Observation data (J2000 epoch)
- Constellation: Ursa Minor
- Right ascension: 14^{h} 27^{m} 42.0426^{s}
- Declination: +69° 41′ 38.703″
- Redshift: 0.030074±0.000143
- Heliocentric radial velocity: 9,016±43 km/s
- Distance: 353.75 ± 10.07 Mly (108.460 ± 3.086 Mpc)
- Apparent magnitude (V): 14.10

Characteristics
- Type: SB(r)b
- Size: ~211,000 ly (64.68 kpc) (estimated)
- Apparent size (V): 1.7′ × 1.2′

Other designations
- IRAS F14269+6954, UGC 9297, MCG +12-14-006, PGC 51641, CGCG 337-014

= NGC 5671 =

Galaxy in the constellation Ursa Minor

NGC 5671 is a large barred spiral galaxy in the constellation of Ursa Minor. Its velocity with respect to the cosmic microwave background is 9058±43 km/s, which corresponds to a Hubble distance of 133.59 ± 9.39 Mpc. However, five non-redshift measurements give a closer mean distance of 108.460 ± 3.086 Mpc.
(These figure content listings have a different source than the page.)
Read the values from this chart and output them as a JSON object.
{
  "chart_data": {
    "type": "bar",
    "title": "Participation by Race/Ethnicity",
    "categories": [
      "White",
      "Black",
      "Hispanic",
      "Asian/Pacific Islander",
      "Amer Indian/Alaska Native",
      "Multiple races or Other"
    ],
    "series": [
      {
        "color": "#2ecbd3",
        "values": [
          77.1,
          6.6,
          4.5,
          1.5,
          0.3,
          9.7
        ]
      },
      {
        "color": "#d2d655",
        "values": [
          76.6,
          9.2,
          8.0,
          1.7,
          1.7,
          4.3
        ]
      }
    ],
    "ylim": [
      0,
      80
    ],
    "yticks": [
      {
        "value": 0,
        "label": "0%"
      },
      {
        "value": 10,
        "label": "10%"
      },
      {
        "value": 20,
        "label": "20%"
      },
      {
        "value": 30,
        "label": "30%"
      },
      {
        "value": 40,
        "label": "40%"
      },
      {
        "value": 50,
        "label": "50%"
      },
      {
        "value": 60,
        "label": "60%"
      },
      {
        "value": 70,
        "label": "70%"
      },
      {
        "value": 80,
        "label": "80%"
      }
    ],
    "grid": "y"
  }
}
It was discovered by German-British astronomer William Herschel on 6 May 1791.

According to Abraham Mahtessian, NGC 5671 and UGC 9295 form a pair of galaxies.

==Supernovae==
Two supernovae have been observed in NGC 5671:
- SN 2008be (Type IIn, mag. 18.5) was discovered by the Lick Observatory Supernova Search (LOSS) on 12 March 2008.
- SN 2020dya (Type II, mag. 19.11) was discovered by the Zwicky Transient Facility on 4 March 2020.